Tiga Malam di Jakarta

Minggu lalu aku training di Jakarta. Seingatku, ini pengalaman pertamaku dinas di Jakarta yang mengharuskan bermalam. Ya, kali ini aku menghabiskan tiga malam di Ibukota. Dari awal aku sengaja mencari hotel yang dekat dengan tempat acara, maklum transportasi di Ibukota kurang nyaman buatku. Jadi, jalan kaki lebih menjadi pilihan. Meski ternyata trotoar di Jakarta bukanlah trotoar yang aman dan nyaman buat pejalan kaki. Bagaimana tidak, banyak lubang di sana-sini, permukaan tidak rata, trotoar dipakai jualan oleh pedagang kaki lima bahkan pengendara sepeda motor seenaknya ikut lewat trotoar. Kalau sudah begini, nyawa jadi terancam rasanya. Hiks hiks.


Review Fave Hotel Wachid Hasyim
Aku menginap di Fave Hotel Wachid Hasyim, yang berada dalam jaringan Aston. Letaknya 350m dari Sarinah Building, tempat aku training. Hotelnya tidak terlalu besar, seperti budget hotel pada umumnya. Tapi bersih dan nyaman. Proses check in berjalan cepat, tamu diharuskan memberikan deposit sebesar dua ratus ribu rupiah, bisa cash atau dengan kartu.

Aku dapat kamar di lantai dua, depan lift jadi suka dengar suara bersisik orang keluar masuk lift. Kamar di sini dalam balutan nuansa pink, berasa girly. Hehehe. Amenities yang disiapkan hotel ada pasta gigi, sikat gigi, sabun mandi dan sabun cuci tangan. Sadly, aku nggak menemukan tissue sama sekali di kamar. Untuk wifi dari kamar putus nyambung, kalau di lobby atau restoran baru lancar.
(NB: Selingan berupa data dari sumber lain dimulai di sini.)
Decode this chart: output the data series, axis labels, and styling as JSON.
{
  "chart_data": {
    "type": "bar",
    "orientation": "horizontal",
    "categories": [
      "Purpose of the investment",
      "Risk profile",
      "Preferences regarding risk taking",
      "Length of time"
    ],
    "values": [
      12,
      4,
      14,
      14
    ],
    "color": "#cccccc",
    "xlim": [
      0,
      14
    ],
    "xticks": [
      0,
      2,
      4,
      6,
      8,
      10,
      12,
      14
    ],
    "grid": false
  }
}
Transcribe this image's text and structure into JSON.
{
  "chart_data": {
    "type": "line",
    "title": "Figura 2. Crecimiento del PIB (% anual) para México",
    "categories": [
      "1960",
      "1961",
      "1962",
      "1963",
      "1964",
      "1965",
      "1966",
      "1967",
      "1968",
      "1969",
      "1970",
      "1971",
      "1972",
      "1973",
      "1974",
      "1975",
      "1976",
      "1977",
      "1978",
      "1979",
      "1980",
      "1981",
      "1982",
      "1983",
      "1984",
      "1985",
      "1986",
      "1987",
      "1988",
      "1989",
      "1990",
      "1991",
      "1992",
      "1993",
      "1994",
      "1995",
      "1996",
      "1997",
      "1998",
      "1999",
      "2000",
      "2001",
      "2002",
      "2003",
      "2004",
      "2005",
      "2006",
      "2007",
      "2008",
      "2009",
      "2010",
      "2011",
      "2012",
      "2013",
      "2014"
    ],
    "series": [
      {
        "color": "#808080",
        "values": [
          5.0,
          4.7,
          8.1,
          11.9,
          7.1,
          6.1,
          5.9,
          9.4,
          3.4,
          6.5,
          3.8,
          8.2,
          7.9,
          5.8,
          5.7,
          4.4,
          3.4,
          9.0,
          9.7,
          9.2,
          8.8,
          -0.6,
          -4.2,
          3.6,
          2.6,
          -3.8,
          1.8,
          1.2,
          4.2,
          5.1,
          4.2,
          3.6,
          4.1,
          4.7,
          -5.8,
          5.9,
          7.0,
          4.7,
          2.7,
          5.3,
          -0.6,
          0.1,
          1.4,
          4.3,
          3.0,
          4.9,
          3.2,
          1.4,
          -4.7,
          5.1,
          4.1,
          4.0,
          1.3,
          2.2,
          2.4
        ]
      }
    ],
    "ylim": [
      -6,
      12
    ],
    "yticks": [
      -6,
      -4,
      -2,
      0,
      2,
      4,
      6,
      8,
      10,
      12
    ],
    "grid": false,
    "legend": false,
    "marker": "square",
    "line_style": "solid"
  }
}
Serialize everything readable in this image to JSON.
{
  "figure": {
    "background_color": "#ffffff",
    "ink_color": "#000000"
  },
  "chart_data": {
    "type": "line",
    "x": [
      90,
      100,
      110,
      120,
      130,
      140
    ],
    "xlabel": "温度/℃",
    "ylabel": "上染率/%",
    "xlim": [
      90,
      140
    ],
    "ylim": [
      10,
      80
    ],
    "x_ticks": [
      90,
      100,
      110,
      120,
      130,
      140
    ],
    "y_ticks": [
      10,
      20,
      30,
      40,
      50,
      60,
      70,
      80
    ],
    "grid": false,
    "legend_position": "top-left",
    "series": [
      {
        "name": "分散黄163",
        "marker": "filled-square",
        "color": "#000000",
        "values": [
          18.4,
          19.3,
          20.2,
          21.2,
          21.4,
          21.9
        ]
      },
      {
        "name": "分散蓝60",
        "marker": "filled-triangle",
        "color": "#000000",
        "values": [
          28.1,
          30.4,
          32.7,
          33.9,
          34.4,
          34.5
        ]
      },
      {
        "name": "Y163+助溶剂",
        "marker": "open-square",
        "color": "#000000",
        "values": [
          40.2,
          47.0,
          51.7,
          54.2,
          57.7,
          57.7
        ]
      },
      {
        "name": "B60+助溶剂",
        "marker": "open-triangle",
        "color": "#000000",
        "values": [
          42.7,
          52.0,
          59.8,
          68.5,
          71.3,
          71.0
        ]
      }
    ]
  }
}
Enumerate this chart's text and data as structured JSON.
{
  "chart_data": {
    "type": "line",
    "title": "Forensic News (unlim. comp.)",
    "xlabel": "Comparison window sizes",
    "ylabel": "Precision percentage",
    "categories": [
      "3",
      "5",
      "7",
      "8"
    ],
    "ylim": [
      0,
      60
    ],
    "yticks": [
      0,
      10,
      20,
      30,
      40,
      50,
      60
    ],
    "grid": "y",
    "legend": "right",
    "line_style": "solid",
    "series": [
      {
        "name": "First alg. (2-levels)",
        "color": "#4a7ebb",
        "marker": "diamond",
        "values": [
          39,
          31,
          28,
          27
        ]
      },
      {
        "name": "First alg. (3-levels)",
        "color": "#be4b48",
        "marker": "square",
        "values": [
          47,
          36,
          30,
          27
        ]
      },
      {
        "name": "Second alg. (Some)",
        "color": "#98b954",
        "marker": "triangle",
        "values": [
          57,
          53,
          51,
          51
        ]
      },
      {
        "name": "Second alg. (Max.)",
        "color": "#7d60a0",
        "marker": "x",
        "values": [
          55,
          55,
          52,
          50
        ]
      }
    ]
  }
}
Sarapan yang disiapkan termasuk sederhana. Set menu (nasi, sayur, dan lauk), bubur ayam, roti, sereal, buah, teh kopi, olahan telur (omelette, scramble atau sunny side up) dan susu. Hari pertama set menunya nasi uduk, hari kedua nasi dan sop, hari ketiga nasi kuning. Aku tidak tertarik sama set menu, dan lebih memilih bubur ayam ditambah olahan telur.



Kesigapan petugas hotel di restoran perlu ditingkatkan, karena ketika salah satu makanan atau peralatan makan habis, perlu waktu yang lama untuk menyiapkannya lagi. Waktu itu aku nungguin lama ketika hendak minum karena gelasnya habis. Lain waktu, aku datang ke resto jam 7, bubur ayamnya belum siap. Menunya yang disajikan lho nggak banyak, tapi kok sampai telat begitu. Padahal kan jam makan pagi dimulai sejak jam enam, artinya sudah satu jam berlalu tapi makanan belum semuanya siap.


Wisata Kuliner di Jakarta
Cuaca di Jakarta tidak bisa ditebak, sama seperti di Surabaya. Jadi niat untuk kulineran tidak begitu menggelora. Namun kemarin sempat mencoba Nasi Uduk dan Soto Betawi.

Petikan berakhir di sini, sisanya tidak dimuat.